Yesterday I wrote about some of the personal experiences I have had in working with online teachers regarding “best practices” that were developed as a result of students not being successful in online courses.  There are a number of research studies that have appeared in a variety of publications discussing best practices as well.  It is important to realize that all of the “best practices” listed here focus on online teaching.  However, all of these best practices can also be utilized in blended learning teaching as well. In addition, even though the studies below may be for college or for adult learners, effective online teaching practices work equally well at every level of teaching.

Overall, establishing an engaging and interactive online course environment is important.  Garrison, Anderson, & Archer (2001) have identified the Community of Inquiry model which involves social presence (ability to connect with learners), cognitive presence (process of constructing meaning with the subject), and teaching presence (design, facilitation and direction towards educational learning outcomes). Everything a teacher does in an online course can fit in one of these broad categories whether in K-12 or in higher education or for adults.

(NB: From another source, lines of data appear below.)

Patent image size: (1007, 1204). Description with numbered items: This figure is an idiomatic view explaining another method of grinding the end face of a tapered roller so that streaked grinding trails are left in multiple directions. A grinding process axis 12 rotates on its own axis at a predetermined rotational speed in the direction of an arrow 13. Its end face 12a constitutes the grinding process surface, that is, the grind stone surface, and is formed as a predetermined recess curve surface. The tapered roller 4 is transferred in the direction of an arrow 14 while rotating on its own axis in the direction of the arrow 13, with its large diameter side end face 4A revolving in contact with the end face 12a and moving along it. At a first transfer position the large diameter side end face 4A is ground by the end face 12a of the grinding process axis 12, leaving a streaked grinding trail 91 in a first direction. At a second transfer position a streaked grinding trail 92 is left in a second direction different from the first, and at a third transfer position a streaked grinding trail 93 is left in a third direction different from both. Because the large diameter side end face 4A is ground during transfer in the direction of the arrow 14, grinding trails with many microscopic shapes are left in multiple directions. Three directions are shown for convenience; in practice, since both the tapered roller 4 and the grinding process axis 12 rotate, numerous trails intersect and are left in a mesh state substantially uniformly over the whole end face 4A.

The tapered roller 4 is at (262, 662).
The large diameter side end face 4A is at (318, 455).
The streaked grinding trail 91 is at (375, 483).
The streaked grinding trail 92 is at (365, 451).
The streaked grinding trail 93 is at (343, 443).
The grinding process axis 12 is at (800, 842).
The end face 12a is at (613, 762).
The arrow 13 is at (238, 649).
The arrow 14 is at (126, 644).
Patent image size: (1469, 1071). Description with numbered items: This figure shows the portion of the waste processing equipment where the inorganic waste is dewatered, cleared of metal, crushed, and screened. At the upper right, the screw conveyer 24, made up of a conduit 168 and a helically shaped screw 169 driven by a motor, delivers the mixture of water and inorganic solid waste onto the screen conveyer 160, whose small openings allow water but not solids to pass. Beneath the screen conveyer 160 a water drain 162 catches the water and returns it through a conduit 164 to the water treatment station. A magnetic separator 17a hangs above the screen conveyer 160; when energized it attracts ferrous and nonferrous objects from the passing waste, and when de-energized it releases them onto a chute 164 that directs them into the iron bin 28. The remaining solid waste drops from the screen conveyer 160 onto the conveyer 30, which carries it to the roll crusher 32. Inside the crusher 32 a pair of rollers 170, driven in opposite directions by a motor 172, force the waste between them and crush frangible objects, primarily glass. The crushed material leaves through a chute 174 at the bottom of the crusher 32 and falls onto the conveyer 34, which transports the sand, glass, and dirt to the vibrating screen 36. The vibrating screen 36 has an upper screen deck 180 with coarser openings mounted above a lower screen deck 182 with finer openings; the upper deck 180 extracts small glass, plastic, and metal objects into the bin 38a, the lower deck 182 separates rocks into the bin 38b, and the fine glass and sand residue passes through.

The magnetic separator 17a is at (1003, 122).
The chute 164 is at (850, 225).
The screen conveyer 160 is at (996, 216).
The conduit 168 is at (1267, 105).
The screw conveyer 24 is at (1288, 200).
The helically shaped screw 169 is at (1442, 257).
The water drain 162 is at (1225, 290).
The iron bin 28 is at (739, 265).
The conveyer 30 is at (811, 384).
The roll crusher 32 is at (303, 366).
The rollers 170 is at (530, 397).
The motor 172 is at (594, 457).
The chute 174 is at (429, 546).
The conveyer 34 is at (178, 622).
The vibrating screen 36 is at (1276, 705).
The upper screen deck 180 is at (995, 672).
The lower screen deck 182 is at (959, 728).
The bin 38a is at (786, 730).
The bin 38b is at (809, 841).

Regarding the use of online discussion boards, a brief overview of effective online discussion boards with citations was written by Hannon (2008) at Latrobe University.  Based on his research, he says that the purpose of discussion boards should be to engage students in approaches to deep learning, achieve a high level of effective student participation and be sustainable and workload friendly.  Furthermore, designing a discussion board should be group centered and promotes a collaborative model of instruction.  He also shares several tips in designing effective online discussion boards and the first tip is to define the overall purpose.

Akin and Neal (2007) in the article, “CREST+ Model: Writing effective online discussion questions” explain the steps in asking the right questions. “The CREST+ model covers the cognitive nature of the question [C], the reading basis [R], any experiential [E] possibility, style and type of question [ST] , and finally ways to structure a good question [+].”

Lowes, Lin and Yang (2007) in the article “Studying the effectiveness of the discussion forum in online professional development courses”  have done considerable research regarding the strategies that enhance an online discussion board conversation – teacher to student and student to student.  They looked at the nature of online interactions.  They refined the teacher role in an online discussion and characterized these roles as cheerleading/affirming (offering praise and encouragement), new information (introduce new ideas or information) and questioning/challenging (raise questions that expand on previous posts).

These are but a few of the best practices that have emerged in the utilization of teaching online with online discussion boards.



4 Responses to “Research Based Best Practices – Discussion Boards”

  1. 1 Maestra Delia March 9, 2012 at 8:07 am

    Thanks for the very valuable information and citations.